While emphasising superhero comics, SuperCon broadened the range a bit with British small presses plus guests like David Petersen of Mouse Guard fame and David Lloyd, promoting Cartoon Classroom and signing promo cards for the forthcoming iPad edition from Panel Nine of his Kickback crime-noir graphic novel. IDW made their debut here announcing some key books, alongside UK outfits like Rebellion, Markosia, and PS Art Books (shown above), producers some of the classiest archives of vintage Harvey and ACG horror comic books around, who announced their forthcoming archives of Simon & Kirby’s Fifties horror classics Black Magic. Other UK publishers were noticeably missing, apparently because they felt the SuperCon audience wasn’t their demographic.

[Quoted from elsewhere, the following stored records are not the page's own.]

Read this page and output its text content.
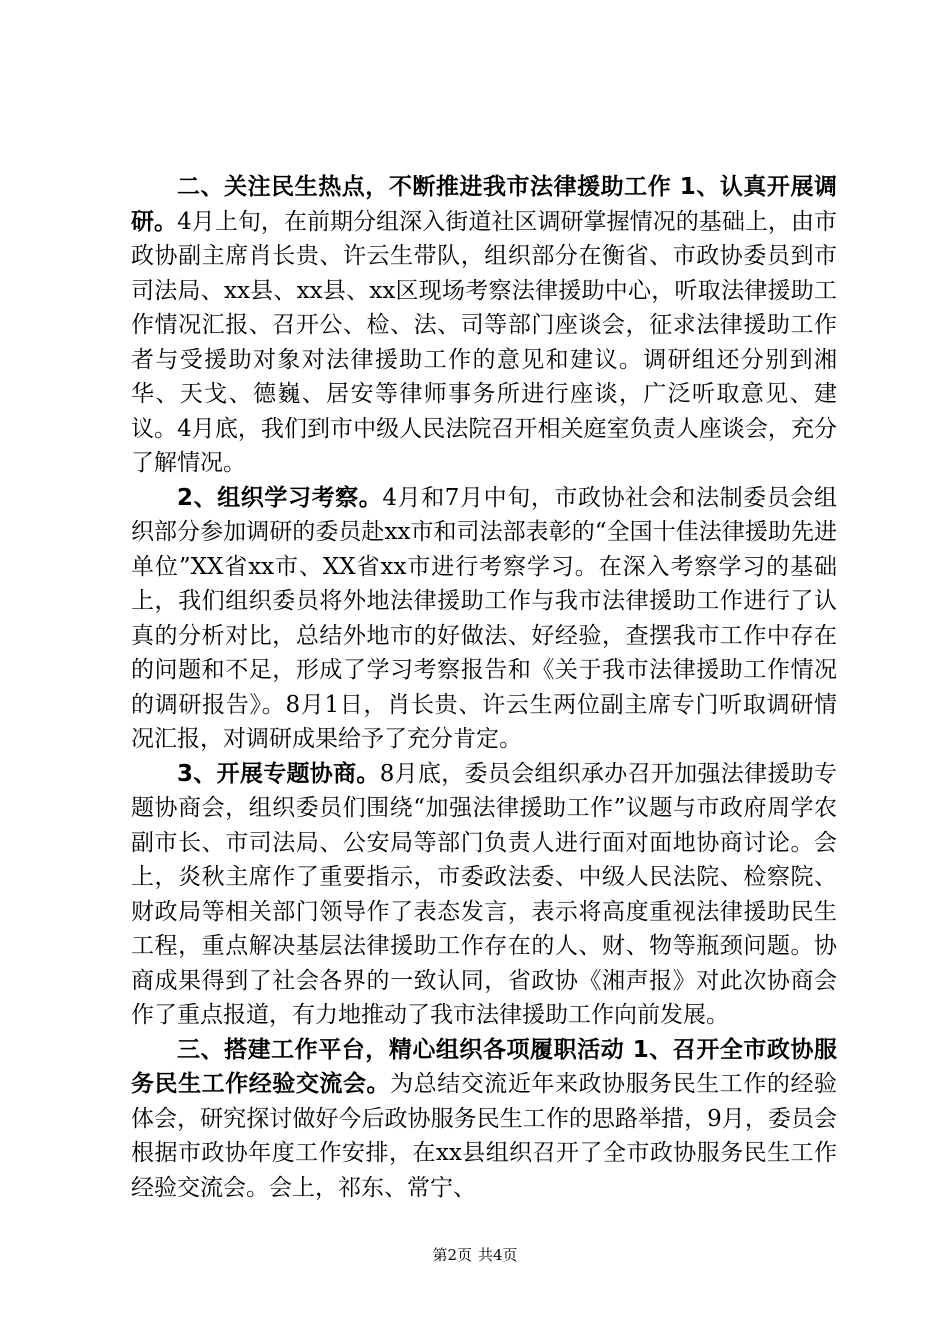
二、关注民生热点，不断推进我市法律援助工作 1、认真开展调研。4月上旬，在前期分组深入街道社区调研掌握情况的基础上，由市政协副主席肖长贵、许云生带队，组织部分在衡省、市政协委员到市司法局、xx县、xx县、xx区现场考察法律援助中心，听取法律援助工作情况汇报、召开公、检、法、司等部门座谈会，征求法律援助工作者与受援助对象对法律援助工作的意见和建议。调研组还分别到湘华、天戈、德巍、居安等律师事务所进行座谈，广泛听取意见、建议。4月底，我们到市中级人民法院召开相关庭室负责人座谈会，充分了解情况。

2、组织学习考察。4月和7月中旬，市政协社会和法制委员会组织部分参加调研的委员赴xx市和司法部表彰的“全国十佳法律援助先进单位”XX省xx市、XX省xx市进行考察学习。在深入考察学习的基础上，我们组织委员将外地法律援助工作与我市法律援助工作进行了认真的分析对比，总结外地市的好做法、好经验，查摆我市工作中存在的问题和不足，形成了学习考察报告和《关于我市法律援助工作情况的调研报告》。8月1日，肖长贵、许云生两位副主席专门听取调研情况汇报，对调研成果给予了充分肯定。

3、开展专题协商。8月底，委员会组织承办召开加强法律援助专题协商会，组织委员们围绕“加强法律援助工作”议题与市政府周学农副市长、市司法局、公安局等部门负责人进行面对面地协商讨论。会上，炎秋主席作了重要指示，市委政法委、中级人民法院、检察院、财政局等相关部门领导作了表态发言，表示将高度重视法律援助民生工程，重点解决基层法律援助工作存在的人、财、物等瓶颈问题。协商成果得到了社会各界的一致认同，省政协《湘声报》对此次协商会作了重点报道，有力地推动了我市法律援助工作向前发展。

三、搭建工作平台，精心组织各项履职活动 1、召开全市政协服务民生工作经验交流会。为总结交流近年来政协服务民生工作的经验体会，研究探讨做好今后政协服务民生工作的思路举措，9月，委员会根据市政协年度工作安排，在xx县组织召开了全市政协服务民生工作经验交流会。会上，祁东、常宁、

第2页 共4页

It was a surprise and pleasure to discover Jemma Comics from Athens and I got an English edition of satirical slacker-rock comedy Hard Rock (above), which I got signed by its creator Tasos Maragkos, the Greek Peter Bagge. Not everyone was there to get their comics signed, though. One long-time Fantastic Four collector told me he had paid for his wife, daughter and son-in-law to come for the Saturday morning with him, so he could buy from the American dealers, who, in his view, offer superior grade copies, before the whole party headed off to Harrods to keep the ladies happy. 

By all accounts, the single-strand programme of panels was entertaining enough, though without proper sound proofing marred by echoing acoustics and background babble. Seeing major creators with fascinating careers like Bernie Wrightson (above), Howard Chaykin and Bill Sienkiewicz mostly stuck behind their signing tables was not making the most of their rare presence in the UK. Friend and fellow fan Steve Poulacheris told me that he’d asked the staff, “Why is Perez here?”, because almost all he was doing was slaving away on sketches. One-to-one momentary fan access is fine, but it was a missed opportunity not to get more of these American superstars onto smartly moderated panels, if not solo interviews. Stan Lee’s Q&A with the public was fun but slight, with no awkward questions and few revelations. Asked who he’d like to collaborate with from today’s generation, Lee had to think, and then replied, “I like Alan Moore!” Now there’s a double-act I’d love to see!

Not everyone liked the venue. Some found the gigantic empty cube at ExCel in Docklands (above) a dehumanising warehouse of a space - carpeting might have helped. Still, SuperCon got off to great start. But how do you top Smilin’ Stan next year? There’s Joss Whedon, though he’s maybe too movie- and TV-related, or how about Neil Gaiman? Whoever they invite, I expect I’ll be back, and so will hundreds of others.